Portable devices and ballistic apps were great but many of us would still run into issues. We would often be shooting or hunting in areas without any cell reception. This made it common to use two devices, the first being the ballistic calculator loaded on a portable device and the second was a portable weather station like a Kestrel. We would use the portable weather station to populate the condition fields in our ballistic program (down the road some did it automatically via Bluetooth). This was great and now we were not dependent on a cellular or wifi connection.
That demand was answered and eventually you could purchase a Kestrel Personal Weather Station with Applied Ballistics or Horus ATRAG. I personally own a Kestrel 4500 with Horus ATRAG ballistic software and think it’s a good piece of equipment to have, but they are not cheap. The cost of a Kestrel combined with ballistic software is going to run you $500.00-$700.00+ depending on which specific model you choose.
GeoBallistics are the makers of the BallisticARC app for your iPhone, and soon to be available for Android devices. The BallisticARC app is powered by JBM Ballistics and includes many of the features we liked in other programs, like the bullet library, ability to “sync” conditions with nearby weather stations and keep multiple profiles for different rifles and cartridges. The guys at GeoBallistics then added a GPS based ranging feature that allows you to designate your shooting position and targets. The program will give you the distance to the target and integrate your rifles ballistic information for that distance. The GPS ranging feature is very useful for ranging multiple targets and having the information right in front of you. The program also integrates visual cues for energy on target and supersonic flight.
The BallisticARC compatible weather meter is made by WeatherFlow. WeatherFlow is a US company with a long history in the weather community building large-scale weather stations for multiple government entities as well as specializing in wind forecasting for customers such NOAA. They are, however relatively new to the consumer products space, but they have been well received by industries such as wind sports and HVAC for their smart designs and value pricing. GeoBallistics saw the potential for the WeatherFlow products in the shooting industry, and they are in the process of introducing the products in conjunction with their new app, BallisticsARC. The flagship product is the WeatherFlow weather meter that measures temperature, pressure (station pressure), relative humidity, wind speed, and wind direction. Because the device detects station pressure, altitude is irrelevant to the shooting equation. In addition to these measured variables, GeoBallistics programmed BallisticsARC to also derive density altitude (from temp, pressure, and humidity), dew point (from temp and humidity), and apparent temp (wind chill or heat index) to allow long range shooters, hunters, and outdoor enthusiasts to get the most out of these smart devices without the need for cell reception or a wifi connection.

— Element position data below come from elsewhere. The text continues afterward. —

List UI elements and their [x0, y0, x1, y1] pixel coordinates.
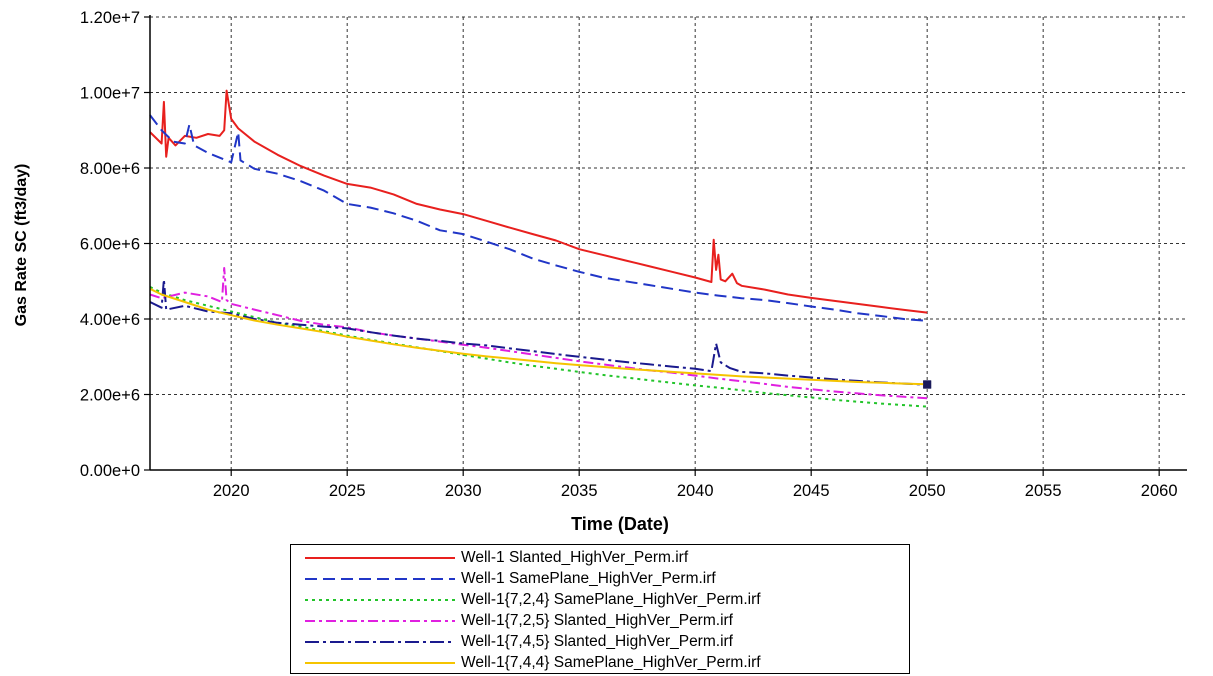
legend-label: Well-1{7,2,4} SamePlane_HighVer_Perm.irf	[461, 591, 761, 608]
legend-label: Well-1{7,4,4} SamePlane_HighVer_Perm.irf	[461, 654, 761, 671]
legend-item: Well-1{7,4,4} SamePlane_HighVer_Perm.irf	[291, 654, 909, 673]
y-axis-label: Gas Rate SC (ft3/day)	[13, 164, 30, 327]
series-lines	[149, 89, 932, 408]
y-tick-label: 4.00e+6	[80, 311, 140, 329]
y-tick-label: 0.00e+0	[80, 462, 140, 480]
series-line-1	[149, 89, 928, 314]
x-tick-label: 2045	[793, 482, 830, 500]
axes	[144, 15, 1187, 476]
series-line-3	[149, 286, 928, 408]
series-line-2	[149, 114, 928, 322]
x-axis-label: Time (Date)	[571, 514, 669, 534]
legend-item: Well-1{7,2,4} SamePlane_HighVer_Perm.irf	[291, 591, 909, 610]
legend-item: Well-1{7,2,5} Slanted_HighVer_Perm.irf	[291, 612, 909, 631]
x-tick-label: 2025	[329, 482, 366, 500]
legend-swatch	[305, 578, 455, 580]
x-tick-label: 2060	[1141, 482, 1178, 500]
x-tick-label: 2035	[561, 482, 598, 500]
legend-item: Well-1{7,4,5} Slanted_HighVer_Perm.irf	[291, 633, 909, 652]
x-tick-label: 2055	[1025, 482, 1062, 500]
legend-swatch	[305, 620, 455, 622]
y-tick-label: 6.00e+6	[80, 236, 140, 254]
legend-label: Well-1{7,4,5} Slanted_HighVer_Perm.irf	[461, 633, 733, 650]
series-end-marker	[923, 380, 932, 389]
y-tick-label: 1.00e+7	[80, 85, 140, 103]
y-tick-label: 2.00e+6	[80, 387, 140, 405]
x-tick-label: 2030	[445, 482, 482, 500]
legend-item: Well-1 Slanted_HighVer_Perm.irf	[291, 549, 909, 568]
y-tick-label: 8.00e+6	[80, 160, 140, 178]
legend-label: Well-1 Slanted_HighVer_Perm.irf	[461, 549, 689, 566]
series-line-5	[149, 278, 928, 386]
legend-label: Well-1{7,2,5} Slanted_HighVer_Perm.irf	[461, 612, 733, 629]
y-tick-label: 1.20e+7	[80, 9, 140, 27]
legend: Well-1 Slanted_HighVer_Perm.irf Well-1 Sa…	[290, 544, 910, 674]
legend-swatch	[305, 557, 455, 559]
legend-swatch	[305, 599, 455, 601]
legend-label: Well-1 SamePlane_HighVer_Perm.irf	[461, 570, 716, 587]
x-tick-label: 2020	[213, 482, 250, 500]
series-line-4	[149, 267, 928, 400]
grid	[150, 16, 1187, 470]
x-tick-label: 2050	[909, 482, 946, 500]
series-line-6	[149, 287, 928, 386]
legend-item: Well-1 SamePlane_HighVer_Perm.irf	[291, 570, 909, 589]
x-tick-label: 2040	[677, 482, 714, 500]
legend-swatch	[305, 641, 455, 643]
tick-labels: 2020 2025 2030 2035 2040 2045 2050 2055 2060 0.00…	[80, 9, 1178, 500]
legend-swatch	[305, 662, 455, 664]
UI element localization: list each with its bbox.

GeoBallistics and WeatherFlow have entered the market as clear partners in providing the industry with a new solution for ballistic calculations, target ranging, and atmospheric data. This relationship appears to be similar to that of Kestrel and Applied Ballistics, but we won’t see that type of partnership here. While they entered the scene with mutual exclusivity, the guys at GeoBallistics have informed me that both WeatherFlow and GeoBallistics will expand compatibility very soon. It won’t be long before we see more apps that will integrate with the WeatherFlow hardware, and we will also see new atmospheric hardware options available for those who prefer to stick with BallisticsARC.
The guys at GeoBallistics are members of the shooting community and they want to provide options to shooters rather than push them into the confines of proprietary compatibility. I was reassured that this is a purely mutual decision and both companies will continue to promote the other as their premier partner offering free compatibility and ongoing support. This partnership brings the capability of a weather station and intergraded ballistic program together, but at a much lower cost than a Kestrel. I am excited to spread the word to shooters who may be looking for this capability without spending a substantial amount of money. You can purchase the WeatherFlow weather station, download the BallisticARC app for free then enable the GPS ranging feature with an in app purchase of $15. For a total of $100 you can have the complete GeoBallistics: BallisticARC app and WeatherFlow personal weather station.